I stayed with Drake and looked around for any place that could provide relief from the sun and heat.  I finally spied a rock patch that looked like it might offer something.  I picked Drake up and made for the rocks, his head hanging, respirations frantic.  We made it to the rocks and I found a little spot of shade next to the biggest one.  I scraped loose rock and soil away with my hands to expose some more cool earth.  I shoved Drake up against the rock in that spot.  His tongue rested on the ground, his eyes were closed, his breathing got slower but labored on inhales.  I thought he was leaving me. I talked to him, I bawled like a baby, and then I just started praying out loud.  I begged God to not take him yet, I begged the Owyhees not to take him yet.  I was not ready, and I didn’t think he was either.  I had my forehead on his ribs when I heard the hum of my truck engine and rock flying under tires.  I looked up to see my Dodge Ram 1500 catch a little air as Sean brought it over the crest of the nearest rise.  I picked up Drake and got him to the pickup.  I knew he wouldn’t take any water so we just put him in the back seat and cranked the AC.  Back at the trailhead he made a feeble attempt at drinking.  When we got home I carried him into the house, and brought water to his bed.  With encouragement he did drink, and slept a lot.  He was down for a few days, and was never the same with heat.  I was never the same with him and heat either, thankfully, never taking him out without water again.  But that day I felt like the Owyhees made a deal with me, if they gave him back then I’d return him at some point.
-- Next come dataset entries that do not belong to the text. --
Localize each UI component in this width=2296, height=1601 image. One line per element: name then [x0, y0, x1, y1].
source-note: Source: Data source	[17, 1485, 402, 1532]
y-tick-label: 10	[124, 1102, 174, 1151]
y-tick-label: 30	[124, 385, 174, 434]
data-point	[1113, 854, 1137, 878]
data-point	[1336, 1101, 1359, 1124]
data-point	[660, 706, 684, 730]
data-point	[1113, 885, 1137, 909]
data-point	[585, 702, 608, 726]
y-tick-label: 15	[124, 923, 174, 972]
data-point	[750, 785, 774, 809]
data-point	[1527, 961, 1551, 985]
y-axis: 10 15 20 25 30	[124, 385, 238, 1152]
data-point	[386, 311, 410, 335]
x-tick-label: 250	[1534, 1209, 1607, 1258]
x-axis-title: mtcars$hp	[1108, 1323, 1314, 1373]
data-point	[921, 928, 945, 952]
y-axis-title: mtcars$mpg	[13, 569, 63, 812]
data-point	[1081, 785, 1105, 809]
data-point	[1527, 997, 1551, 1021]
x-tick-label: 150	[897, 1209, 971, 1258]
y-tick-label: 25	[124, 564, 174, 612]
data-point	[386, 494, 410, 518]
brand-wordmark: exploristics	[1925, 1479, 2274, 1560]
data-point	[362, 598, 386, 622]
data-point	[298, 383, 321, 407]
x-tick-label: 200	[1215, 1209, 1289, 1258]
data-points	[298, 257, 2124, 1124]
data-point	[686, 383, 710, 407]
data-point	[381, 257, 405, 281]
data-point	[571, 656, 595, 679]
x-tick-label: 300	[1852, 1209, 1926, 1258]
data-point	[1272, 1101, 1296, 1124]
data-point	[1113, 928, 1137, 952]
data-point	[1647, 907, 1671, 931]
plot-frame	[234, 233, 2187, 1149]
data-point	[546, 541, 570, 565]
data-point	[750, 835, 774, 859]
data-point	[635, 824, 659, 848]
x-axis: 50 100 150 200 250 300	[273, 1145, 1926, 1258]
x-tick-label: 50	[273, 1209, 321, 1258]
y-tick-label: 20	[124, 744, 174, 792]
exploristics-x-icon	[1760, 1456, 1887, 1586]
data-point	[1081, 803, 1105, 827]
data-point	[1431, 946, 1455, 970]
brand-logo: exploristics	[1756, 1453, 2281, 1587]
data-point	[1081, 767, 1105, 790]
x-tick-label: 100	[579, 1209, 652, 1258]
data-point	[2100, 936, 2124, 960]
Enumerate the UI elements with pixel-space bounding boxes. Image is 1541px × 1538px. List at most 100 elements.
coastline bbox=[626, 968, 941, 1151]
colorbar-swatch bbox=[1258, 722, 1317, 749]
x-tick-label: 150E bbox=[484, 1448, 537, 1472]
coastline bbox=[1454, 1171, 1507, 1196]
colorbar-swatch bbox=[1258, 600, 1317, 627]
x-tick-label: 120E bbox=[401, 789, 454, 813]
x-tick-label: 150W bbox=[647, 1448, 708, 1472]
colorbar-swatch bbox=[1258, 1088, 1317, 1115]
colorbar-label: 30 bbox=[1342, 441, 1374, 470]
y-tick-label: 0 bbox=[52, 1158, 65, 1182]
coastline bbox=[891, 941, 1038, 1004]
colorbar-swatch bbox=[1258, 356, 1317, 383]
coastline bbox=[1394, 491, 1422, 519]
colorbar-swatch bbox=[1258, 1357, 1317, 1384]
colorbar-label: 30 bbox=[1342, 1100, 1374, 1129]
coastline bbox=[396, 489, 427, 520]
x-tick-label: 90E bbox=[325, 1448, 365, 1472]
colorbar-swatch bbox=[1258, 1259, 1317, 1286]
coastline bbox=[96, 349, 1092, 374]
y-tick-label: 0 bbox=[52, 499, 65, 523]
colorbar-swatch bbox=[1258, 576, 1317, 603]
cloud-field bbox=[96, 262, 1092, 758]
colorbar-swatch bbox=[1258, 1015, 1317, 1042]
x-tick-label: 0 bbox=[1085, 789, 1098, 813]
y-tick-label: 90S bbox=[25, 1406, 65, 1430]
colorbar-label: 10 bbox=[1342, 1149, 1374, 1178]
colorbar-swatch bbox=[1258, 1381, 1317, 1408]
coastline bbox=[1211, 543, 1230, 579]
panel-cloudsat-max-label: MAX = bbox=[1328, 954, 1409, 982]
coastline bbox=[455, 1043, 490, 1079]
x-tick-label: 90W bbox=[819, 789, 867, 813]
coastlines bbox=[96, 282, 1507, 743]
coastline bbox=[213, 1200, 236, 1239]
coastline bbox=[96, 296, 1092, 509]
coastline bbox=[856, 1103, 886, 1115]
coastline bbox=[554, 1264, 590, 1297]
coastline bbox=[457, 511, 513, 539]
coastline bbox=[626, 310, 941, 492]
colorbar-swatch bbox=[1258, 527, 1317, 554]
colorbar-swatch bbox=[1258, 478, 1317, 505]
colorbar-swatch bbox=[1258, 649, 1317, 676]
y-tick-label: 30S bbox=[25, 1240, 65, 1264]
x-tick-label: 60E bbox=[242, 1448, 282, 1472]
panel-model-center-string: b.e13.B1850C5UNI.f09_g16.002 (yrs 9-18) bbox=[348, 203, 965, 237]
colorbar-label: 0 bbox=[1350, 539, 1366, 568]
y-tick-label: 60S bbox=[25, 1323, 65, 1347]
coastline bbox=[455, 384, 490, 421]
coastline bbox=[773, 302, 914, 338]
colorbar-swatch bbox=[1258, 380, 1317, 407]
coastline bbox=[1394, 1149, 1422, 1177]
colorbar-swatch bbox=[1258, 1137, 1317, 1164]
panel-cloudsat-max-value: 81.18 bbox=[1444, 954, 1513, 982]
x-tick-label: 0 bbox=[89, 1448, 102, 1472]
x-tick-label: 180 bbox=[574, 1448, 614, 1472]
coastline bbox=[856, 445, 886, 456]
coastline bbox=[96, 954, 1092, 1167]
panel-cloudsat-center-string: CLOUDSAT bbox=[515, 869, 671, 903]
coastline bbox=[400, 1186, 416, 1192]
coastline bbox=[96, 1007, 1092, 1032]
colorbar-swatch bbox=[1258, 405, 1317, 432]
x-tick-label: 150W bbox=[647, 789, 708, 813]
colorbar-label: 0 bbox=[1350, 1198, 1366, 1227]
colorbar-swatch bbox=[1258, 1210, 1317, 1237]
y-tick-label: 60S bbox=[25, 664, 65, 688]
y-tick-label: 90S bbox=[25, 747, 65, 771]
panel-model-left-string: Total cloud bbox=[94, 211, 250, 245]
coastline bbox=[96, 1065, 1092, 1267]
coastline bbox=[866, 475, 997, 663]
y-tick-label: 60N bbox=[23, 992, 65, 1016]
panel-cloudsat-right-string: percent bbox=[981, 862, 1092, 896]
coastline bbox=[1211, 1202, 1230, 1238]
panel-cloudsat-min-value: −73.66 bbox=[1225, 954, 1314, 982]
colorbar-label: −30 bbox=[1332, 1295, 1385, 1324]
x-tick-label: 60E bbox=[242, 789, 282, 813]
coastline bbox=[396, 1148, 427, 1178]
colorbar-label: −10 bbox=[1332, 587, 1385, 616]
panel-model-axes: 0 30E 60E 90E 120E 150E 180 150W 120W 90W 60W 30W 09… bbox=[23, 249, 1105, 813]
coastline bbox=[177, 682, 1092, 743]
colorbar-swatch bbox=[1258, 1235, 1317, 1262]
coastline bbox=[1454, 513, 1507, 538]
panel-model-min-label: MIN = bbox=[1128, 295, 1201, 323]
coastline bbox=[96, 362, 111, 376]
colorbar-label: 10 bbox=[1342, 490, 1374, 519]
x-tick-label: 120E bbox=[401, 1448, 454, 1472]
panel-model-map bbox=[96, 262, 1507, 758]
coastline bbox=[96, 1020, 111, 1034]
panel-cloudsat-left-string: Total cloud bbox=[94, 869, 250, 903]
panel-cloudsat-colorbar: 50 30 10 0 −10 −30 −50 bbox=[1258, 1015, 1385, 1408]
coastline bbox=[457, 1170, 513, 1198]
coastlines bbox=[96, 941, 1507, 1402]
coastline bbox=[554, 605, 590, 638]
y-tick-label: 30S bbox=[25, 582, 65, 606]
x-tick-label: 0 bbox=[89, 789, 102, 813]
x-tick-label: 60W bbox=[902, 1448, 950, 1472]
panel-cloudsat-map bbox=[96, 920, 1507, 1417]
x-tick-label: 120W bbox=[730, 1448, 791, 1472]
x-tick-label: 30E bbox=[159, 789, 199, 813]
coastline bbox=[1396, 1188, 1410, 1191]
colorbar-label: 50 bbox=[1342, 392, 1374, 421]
Last Thursday, I finally let the Owyhees have Drake.  I laid him to rest in the exact spot we got our first bird together all those years ago.  When the work was done, I sat there for a long while.  Talking to him, crying, laughing, praying.  I could not bring myself to leave.  It was windy and gray but I didn’t care.  I don’t know what I was waiting for, but I knew it when it happened.  First the wind calmed, and then the sun broke though.  It grew quiet without the constant wind in my ears.  Everything was still.  And then, I heard some chukars on the ridge above us.  A pause, and then more.  And it grew into a chorus as these chukars started serenading Drake.  It was perfect, and I knew I had to go.  For a second I even thought it might be easy to walk away now, a foolish hope.  My chest ached and my stomach turned as I took those first steps away from him feeling the finality of it in every sense. 

Yes, he was my greatest athlete but that doesn’t begin to do him justice.  Drake was the king of dogs, and any argument otherwise will fall on deaf ears.